Throughout the over five-minute recording, Wink rambled on—at times incoherently—about Lametta.
"He starts telling me what to do, and I'm like, 'Get out! Will you get out? When are you getting out?'" Wink said on the call.
At one point, she mentioned having a gun, but Wink never told the dispatcher she'd just shot Lametta five times.
“You just had a verbal disagreement? Was it anything physical?" asked the dispatcher.
"No, this has been ongoing. This has been ongoing," Wink replied.
She also said, “I've never, never hurt anybody in my life. This guy is just beyond.”
As the prosecution played that call, Wink had no reaction in the courtroom. She and Lametta had a contentious relationship after Lametta allegedly stopped paying rent for 16 Nelson Ave. in September 2020, and Wink wanted him out. The prosecution believes that was Wink's motive when she pulled the trigger in the home's kitchen that day.
But on Wednesday, Wink's attorney, Stephan Seeger, started to lay the groundwork for a possible self-defense claim, pointing to what Wink told the dispatcher. She’s also heard on the recording telling someone who was presumably with her that Lametta came after her.
Seeger hammered the lead detective about why police didn't search any kitchen drawers for possible weapons or test an ice scraper that was nearby in the kitchen.
“Because it wasn't within the scope of the investigation,” replied Detective John Sura.
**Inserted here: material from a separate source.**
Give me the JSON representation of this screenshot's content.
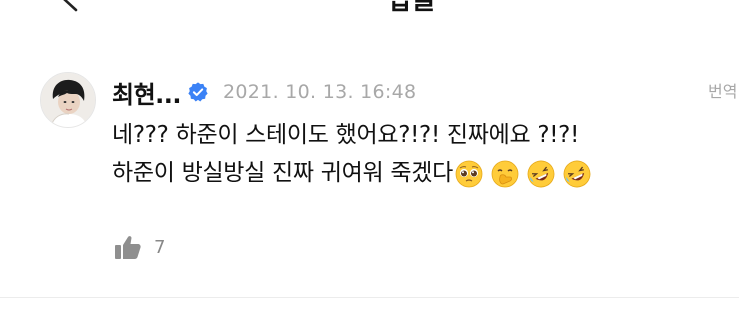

"Isn't it an object that could cause bodily harm to somebody 2 feet away from where all the blood was?" Seeger questioned.
“Yes, I suppose it could,” responded Sura.
"But in your view, irrelevant?" Seeger asked.
“Yes,” Sura said.
Seeger also again focused on his client's cooperation with police, including Wink telling them where she'd left her weapon.
“So, you didn't go through a separate investigation, and, ‘Through my detective work, I found the gun.’ She told you where it was," Seeger stated, to which Sura agreed.
The investigator who processed the crime scene and took pictures, including of that Smith & Wesson revolver, also took the stand about his work in the case. Sgt. Alexander Tolnay went through his photographs of Lametta’s body, blood on the floor and walls, the recovered revolver and four boxes of ammunition found in Wink’s home at 18 Nelson Ave. Tolnay was also the one who documented where officers located Lametta’s phone—in a bush next to the house.
The day before in court jurors watched a video from that phone showing Lametta's last moments. He'd been secretly recording his encounter with Wink and captured his own death. Lametta appeared to have been holding his phone near his side so the footage doesn’t show Wink firing the gun, but you can hear her. The incident happened after Wink let herself into 16 Nelson Ave. to clean out the refrigerator because she wanted to sell the house.
“That's ridiculous. Every day you're going to come in and throw people's stuff away?” Lametta said on the phone footage.
A few seconds later, the first two shots rang out.
“You, bastard!” Wink said, before firing three more shots.
On Wednesday afternoon, the state’s deputy chief medical examiner testified about those gunshots.
Dr. Maura DeJoseph did Lametta’s autopsy and recovered the five bullets from his body. DeJoseph told the jury Lametta was shot twice in the back, once in his side and twice in the front of his body, but DeJoseph said she couldn’t determine the order of the shots. DeJoseph also said four of the five shots would’ve been lethal on their own, giving Lametta just seconds or minutes to live.